L'économie du Vietnam a progressé de 7,83 % au premier trimestre 2026, un rythme supérieur aux prévisions des économistes, mais montrant des signes de ralentissement alors que la hausse des coûts de l'énergie a poussé l'inflation légèrement au-delà de l'objectif du gouvernement.
« Le Vietnam ne poursuivra pas une croissance à court terme au détriment de la stabilité macroéconomique », a déclaré la gouverneure de la Banque d'État du Vietnam, Nguyen Thi Hong, dans un communiqué publié sur le site Web de la banque centrale la semaine dernière, signalant une position prudente.
Le chiffre du produit intérieur brut a dépassé l'estimation médiane de 7,6 % d'une enquête Bloomberg auprès d'économistes, mais est resté inférieur au rythme de 8,46 % enregistré au quatrième trimestre 2025. L'indice des prix à la consommation de mars a augmenté de 4,65 % par rapport à l'année précédente, juste au-dessus de l'objectif du gouvernement de plafonner l'inflation à 4,5 %.

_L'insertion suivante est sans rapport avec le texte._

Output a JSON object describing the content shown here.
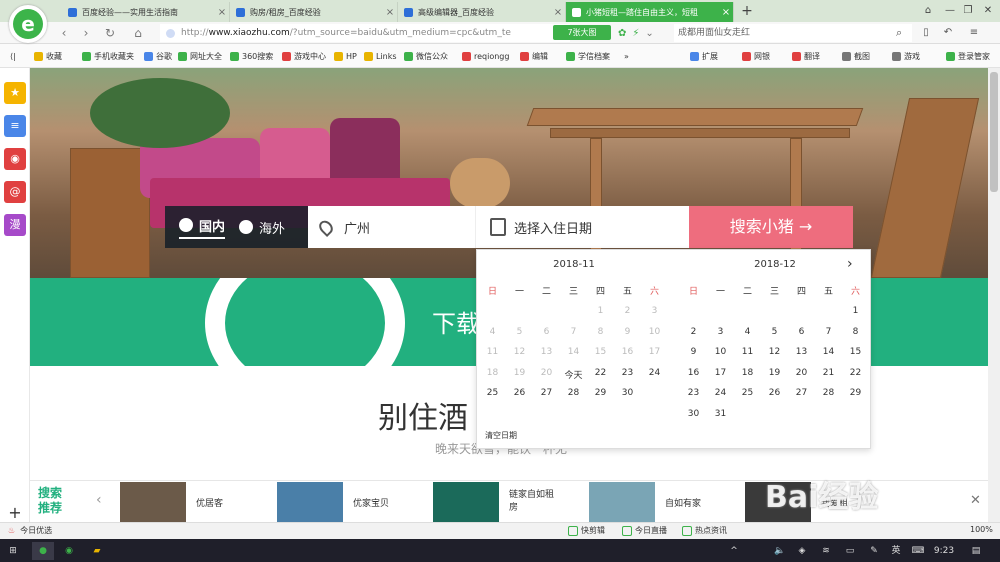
{
  "tabs": [
    {
      "title": "百度经验——实用生活指南",
      "active": false
    },
    {
      "title": "购房/租房_百度经验",
      "active": false
    },
    {
      "title": "高级编辑器_百度经验",
      "active": false
    },
    {
      "title": "小猪短租—踏住自由主义，短租",
      "active": true
    }
  ],
  "address": {
    "scheme": "http://",
    "host": "www.xiaozhu.com",
    "path": "/?utm_source=baidu&utm_medium=cpc&utm_te"
  },
  "toolbar": {
    "big_image_btn": "7张大图",
    "search_text": "成都用面仙女走红"
  },
  "bookmarks": [
    {
      "label": "收藏",
      "color": "#e8b400"
    },
    {
      "label": "手机收藏夹",
      "color": "#3db24a"
    },
    {
      "label": "谷歌",
      "color": "#4a86e8"
    },
    {
      "label": "网址大全",
      "color": "#3db24a"
    },
    {
      "label": "360搜索",
      "color": "#3db24a"
    },
    {
      "label": "游戏中心",
      "color": "#e04040"
    },
    {
      "label": "HP",
      "color": "#e8b400"
    },
    {
      "label": "Links",
      "color": "#e8b400"
    },
    {
      "label": "微信公众",
      "color": "#3db24a"
    },
    {
      "label": "reqiongg",
      "color": "#e04040"
    },
    {
      "label": "编辑",
      "color": "#e04040"
    },
    {
      "label": "学信档案",
      "color": "#3db24a"
    }
  ],
  "bookmarks_more": "»",
  "right_tools": [
    {
      "label": "扩展"
    },
    {
      "label": "网银"
    },
    {
      "label": "翻译"
    },
    {
      "label": "截图"
    },
    {
      "label": "游戏"
    },
    {
      "label": "登录管家"
    }
  ],
  "search": {
    "region_domestic": "国内",
    "region_overseas": "海外",
    "city": "广州",
    "date_placeholder": "选择入住日期",
    "button": "搜索小猪 →"
  },
  "calendar": {
    "weekdays": [
      "日",
      "一",
      "二",
      "三",
      "四",
      "五",
      "六"
    ],
    "left": {
      "title": "2018-11",
      "rows": [
        [
          {
            "d": "",
            "c": "g"
          },
          {
            "d": "",
            "c": "g"
          },
          {
            "d": "",
            "c": "g"
          },
          {
            "d": "",
            "c": "g"
          },
          {
            "d": "1",
            "c": "g"
          },
          {
            "d": "2",
            "c": "g"
          },
          {
            "d": "3",
            "c": "g"
          }
        ],
        [
          {
            "d": "4",
            "c": "g"
          },
          {
            "d": "5",
            "c": "g"
          },
          {
            "d": "6",
            "c": "g"
          },
          {
            "d": "7",
            "c": "g"
          },
          {
            "d": "8",
            "c": "g"
          },
          {
            "d": "9",
            "c": "g"
          },
          {
            "d": "10",
            "c": "g"
          }
        ],
        [
          {
            "d": "11",
            "c": "g"
          },
          {
            "d": "12",
            "c": "g"
          },
          {
            "d": "13",
            "c": "g"
          },
          {
            "d": "14",
            "c": "g"
          },
          {
            "d": "15",
            "c": "g"
          },
          {
            "d": "16",
            "c": "g"
          },
          {
            "d": "17",
            "c": "g"
          }
        ],
        [
          {
            "d": "18",
            "c": "g"
          },
          {
            "d": "19",
            "c": "g"
          },
          {
            "d": "20",
            "c": "g"
          },
          {
            "d": "今天",
            "c": "d"
          },
          {
            "d": "22",
            "c": "d"
          },
          {
            "d": "23",
            "c": "d"
          },
          {
            "d": "24",
            "c": "d"
          }
        ],
        [
          {
            "d": "25",
            "c": "d"
          },
          {
            "d": "26",
            "c": "d"
          },
          {
            "d": "27",
            "c": "d"
          },
          {
            "d": "28",
            "c": "d"
          },
          {
            "d": "29",
            "c": "d"
          },
          {
            "d": "30",
            "c": "d"
          },
          {
            "d": "",
            "c": "d"
          }
        ]
      ]
    },
    "right": {
      "title": "2018-12",
      "rows": [
        [
          {
            "d": "",
            "c": "d"
          },
          {
            "d": "",
            "c": "d"
          },
          {
            "d": "",
            "c": "d"
          },
          {
            "d": "",
            "c": "d"
          },
          {
            "d": "",
            "c": "d"
          },
          {
            "d": "",
            "c": "d"
          },
          {
            "d": "1",
            "c": "d"
          }
        ],
        [
          {
            "d": "2",
            "c": "d"
          },
          {
            "d": "3",
            "c": "d"
          },
          {
            "d": "4",
            "c": "d"
          },
          {
            "d": "5",
            "c": "d"
          },
          {
            "d": "6",
            "c": "d"
          },
          {
            "d": "7",
            "c": "d"
          },
          {
            "d": "8",
            "c": "d"
          }
        ],
        [
          {
            "d": "9",
            "c": "d"
          },
          {
            "d": "10",
            "c": "d"
          },
          {
            "d": "11",
            "c": "d"
          },
          {
            "d": "12",
            "c": "d"
          },
          {
            "d": "13",
            "c": "d"
          },
          {
            "d": "14",
            "c": "d"
          },
          {
            "d": "15",
            "c": "d"
          }
        ],
        [
          {
            "d": "16",
            "c": "d"
          },
          {
            "d": "17",
            "c": "d"
          },
          {
            "d": "18",
            "c": "d"
          },
          {
            "d": "19",
            "c": "d"
          },
          {
            "d": "20",
            "c": "d"
          },
          {
            "d": "21",
            "c": "d"
          },
          {
            "d": "22",
            "c": "d"
          }
        ],
        [
          {
            "d": "23",
            "c": "d"
          },
          {
            "d": "24",
            "c": "d"
          },
          {
            "d": "25",
            "c": "d"
          },
          {
            "d": "26",
            "c": "d"
          },
          {
            "d": "27",
            "c": "d"
          },
          {
            "d": "28",
            "c": "d"
          },
          {
            "d": "29",
            "c": "d"
          }
        ],
        [
          {
            "d": "30",
            "c": "d"
          },
          {
            "d": "31",
            "c": "d"
          },
          {
            "d": "",
            "c": "d"
          },
          {
            "d": "",
            "c": "d"
          },
          {
            "d": "",
            "c": "d"
          },
          {
            "d": "",
            "c": "d"
          },
          {
            "d": "",
            "c": "d"
          }
        ]
      ]
    },
    "clear": "清空日期"
  },
  "banner": {
    "download_text": "下载",
    "slogan": "别住酒",
    "subslogan": "晚来天欲雪，能饮一杯无"
  },
  "recommend": {
    "label": "搜索推荐",
    "items": [
      {
        "label": "优居客",
        "thumb": "#6b5a49"
      },
      {
        "label": "优家宝贝",
        "thumb": "#4a7fa8"
      },
      {
        "label": "链家自如租房",
        "thumb": "#1b6a5a"
      },
      {
        "label": "自如有家",
        "thumb": "#7aa5b5"
      },
      {
        "label": "我爱租",
        "thumb": "#3a3a3a"
      }
    ]
  },
  "watermark": "Bai经验",
  "statusbar": {
    "left": "今日优选",
    "items": [
      "快剪辑",
      "今日直播",
      "热点资讯"
    ],
    "zoom": "100%"
  },
  "taskbar": {
    "ime": "英",
    "time": "9:23"
  },
  "colors": {
    "brand_green": "#22b07f",
    "browser_green": "#3db24a",
    "search_pink": "#ee6d7e"
  }
}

Ces données soulignent le défi pour Hanoï, qui doit équilibrer son programme de forte croissance et les vents contraires extérieurs. Le gouvernement est aux prises avec l'impact inflationniste d'un marché mondial de l'énergie volatil tout en poussant simultanément un plan massif d'investissement public pour maintenir sa trajectoire de croissance, alors qu'une suspension temporaire de la taxe sur le carburant doit expirer le 15 avril.
Les prouesses manufacturières soutiennent la croissance
Le secteur manufacturier est resté le moteur principal, avec une croissance de 9,73 % au premier trimestre et une poussée de 20,1 % des exportations en mars. Cette force se reflète dans la relation commerciale du pays avec les États-Unis, où son excédent commercial a bondi de 24,2 % en glissement annuel pour atteindre 33,9 milliards de dollars au premier trimestre.

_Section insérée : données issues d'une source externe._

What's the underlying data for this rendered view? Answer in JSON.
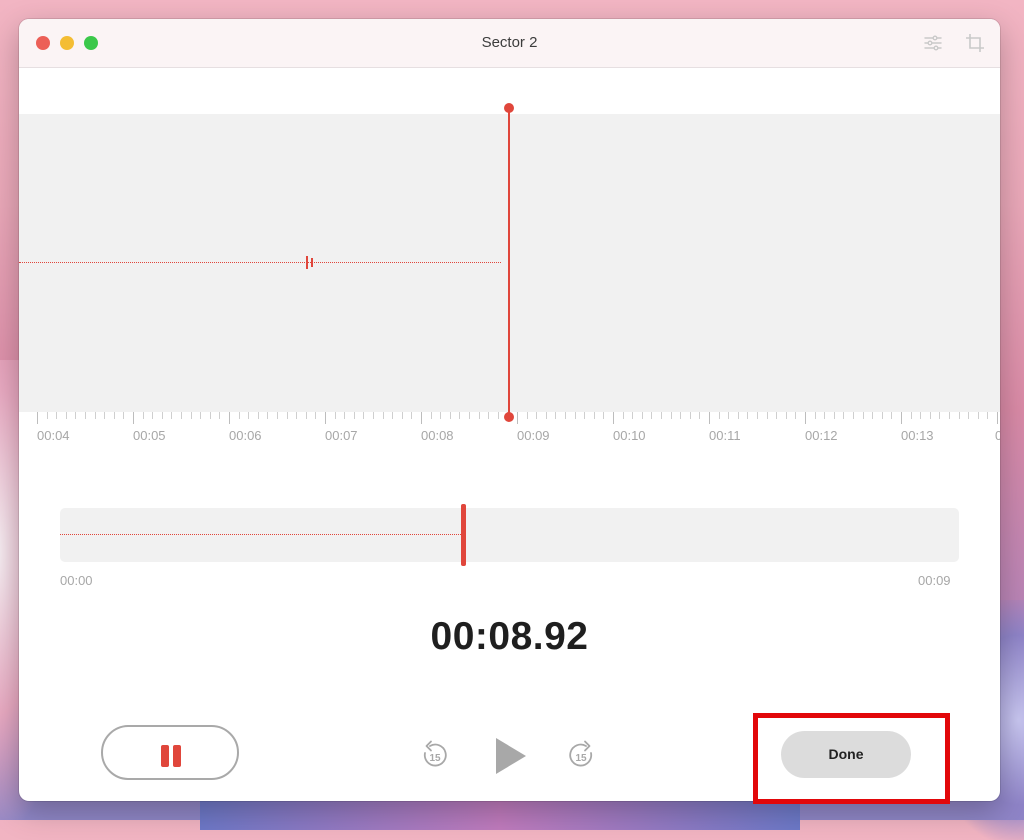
{
  "window": {
    "title": "Sector 2"
  },
  "toolbar": {
    "settings_icon": "sliders-icon",
    "trim_icon": "crop-icon"
  },
  "timeline": {
    "labels": [
      "00:04",
      "00:05",
      "00:06",
      "00:07",
      "00:08",
      "00:09",
      "00:10",
      "00:11",
      "00:12",
      "00:13"
    ],
    "overflow_label": "0"
  },
  "scrubber": {
    "start": "00:00",
    "end": "00:09",
    "progress": 0.446
  },
  "elapsed": "00:08.92",
  "controls": {
    "pause_icon": "pause-icon",
    "skip_back": "15",
    "skip_forward": "15",
    "play_icon": "play-icon",
    "done_label": "Done"
  },
  "colors": {
    "accent": "#e0463b",
    "highlight": "#e2070a"
  }
}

Les perspectives à long terme restent brillantes, selon plusieurs analystes externes. Les recherches du Growth Lab de l'Université de Harvard prévoient que le Vietnam mènera la croissance mondiale du PIB au cours de la prochaine décennie, citant ses capacités manufacturières de plus en plus complexes et diversifiées. Ce point de vue est soutenu par l'indice S&P Global Vietnam Manufacturing Purchasing Managers' Index (PMI), qui est monté à 54,3 en février, son niveau le plus fort en quatre mois. Une validation supplémentaire est attendue de FTSE Russell, qui prévoit de faire passer le Vietnam au statut de « Marché émergent secondaire » en 2026, une décision qui devrait attirer d'importants investissements institutionnels.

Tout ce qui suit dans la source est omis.